Wednesday, April 9, 2014

Giving Up Control

I think one of the hardest things I have to deal with in life, is giving up control.  I don’t consider myself a “control freak,” but every time a circumstance comes up that I struggle with….I realize one of the common factors is that I’m struggling to give up my control over that situation.

We all set out with preconceived expectations for our lives. Maybe not intentionally, but they are there.  Marry the prince, get a good career, have perfect kids, reliable friends…and those are only the basics. Yet even with the basics, life likes to mess with us.  There is no such thing as a perfect kid, a friend that never lets us down, etc.

I have expectations. We all do. We have dreams. Wishes. Desires. And when life throws us a curveball that we never expected, it shatters all our perfectly laid-out plans.

We lose control.

The older I get, the more I’m learning that I don’t really have control over much of anything in my life. Sometimes, out of luck, or God’s grace and mercy, things DO go perfectly as I set out in my mind that they would go. But more often than naught, they go on a different course.  And there’s the internal struggle. Every. Time.

An internal tug-of-war happens when I realize that what I want is not going to happen. Sometimes, not anytime soon – other times, not any time at all. 

I grieve over the loss of what I wanted to happen. The hopes, the joys I felt I would experience if things had ended up differently. And yet, through the struggle, God often works in my heart. He molds my never-budging stubborn pride to see things from a new perspective and in a different way.

What IS normal? What IS perfect? Chances are, things wouldn’t have been normal or perfect had I gotten my way. Those too, would have had their own twists and turns in them.

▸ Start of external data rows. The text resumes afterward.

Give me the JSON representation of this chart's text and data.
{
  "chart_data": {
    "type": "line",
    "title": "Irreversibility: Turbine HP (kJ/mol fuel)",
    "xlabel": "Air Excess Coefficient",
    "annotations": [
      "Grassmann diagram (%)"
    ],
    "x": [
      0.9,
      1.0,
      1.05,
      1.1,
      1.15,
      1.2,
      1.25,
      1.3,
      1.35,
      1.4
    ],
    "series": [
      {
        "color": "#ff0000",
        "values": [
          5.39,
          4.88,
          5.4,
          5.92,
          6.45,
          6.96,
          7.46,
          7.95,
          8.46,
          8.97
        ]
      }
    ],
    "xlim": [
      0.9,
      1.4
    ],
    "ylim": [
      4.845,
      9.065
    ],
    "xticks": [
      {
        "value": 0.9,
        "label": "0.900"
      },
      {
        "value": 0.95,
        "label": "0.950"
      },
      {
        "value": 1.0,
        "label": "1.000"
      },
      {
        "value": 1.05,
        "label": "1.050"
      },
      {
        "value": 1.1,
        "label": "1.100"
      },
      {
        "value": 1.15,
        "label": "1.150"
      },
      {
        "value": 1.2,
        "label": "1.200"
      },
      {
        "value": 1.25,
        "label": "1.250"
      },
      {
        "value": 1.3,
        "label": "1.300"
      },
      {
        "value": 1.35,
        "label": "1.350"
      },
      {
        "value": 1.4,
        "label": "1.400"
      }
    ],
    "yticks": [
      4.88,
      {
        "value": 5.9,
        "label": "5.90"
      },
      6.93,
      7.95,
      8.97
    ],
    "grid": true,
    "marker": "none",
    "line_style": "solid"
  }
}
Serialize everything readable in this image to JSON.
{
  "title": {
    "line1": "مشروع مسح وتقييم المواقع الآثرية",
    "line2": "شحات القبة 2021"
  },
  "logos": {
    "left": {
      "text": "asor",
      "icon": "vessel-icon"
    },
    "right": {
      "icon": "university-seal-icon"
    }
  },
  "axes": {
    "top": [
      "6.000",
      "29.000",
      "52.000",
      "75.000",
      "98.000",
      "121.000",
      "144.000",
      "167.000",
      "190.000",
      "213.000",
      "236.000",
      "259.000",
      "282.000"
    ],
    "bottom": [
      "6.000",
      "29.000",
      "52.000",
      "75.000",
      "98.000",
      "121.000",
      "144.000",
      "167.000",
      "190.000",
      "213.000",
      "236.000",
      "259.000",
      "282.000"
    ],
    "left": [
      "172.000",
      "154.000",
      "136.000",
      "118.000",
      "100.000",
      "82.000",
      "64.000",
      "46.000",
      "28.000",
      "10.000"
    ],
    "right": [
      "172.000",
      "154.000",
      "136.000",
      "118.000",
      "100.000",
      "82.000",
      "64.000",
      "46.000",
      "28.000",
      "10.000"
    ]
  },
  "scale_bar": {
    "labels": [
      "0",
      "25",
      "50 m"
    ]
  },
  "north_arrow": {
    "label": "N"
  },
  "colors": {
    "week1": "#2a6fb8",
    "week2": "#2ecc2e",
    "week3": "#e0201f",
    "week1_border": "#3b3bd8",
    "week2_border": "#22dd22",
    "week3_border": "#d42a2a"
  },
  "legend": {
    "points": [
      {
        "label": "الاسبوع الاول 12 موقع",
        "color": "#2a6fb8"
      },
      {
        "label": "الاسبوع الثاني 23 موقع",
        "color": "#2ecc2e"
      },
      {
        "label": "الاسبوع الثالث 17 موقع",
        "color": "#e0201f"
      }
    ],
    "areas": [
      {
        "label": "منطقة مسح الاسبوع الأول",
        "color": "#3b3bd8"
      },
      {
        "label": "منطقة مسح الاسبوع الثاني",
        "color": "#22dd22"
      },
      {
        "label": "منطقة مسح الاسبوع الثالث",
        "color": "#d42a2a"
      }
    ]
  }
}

That’s life.  Ups, downs, corners and hills. Valleys and mountains, sunshine and rain. It’s all a part of the process and I have control over none of it. But I do know One who does have control. He keeps me in His loving hands despite how many times I fight Him on His direction. He sees the big picture whereas I cannot.  That’s the one thing I always DO have control of. My faith.


So no matter what happens, through thick or thin, I know that even though I may go through the age-old battle and internal struggle that I so desperately want to learn how to overcome, God is with me and He is FOR me.  And that’s one thing I pray I never forget.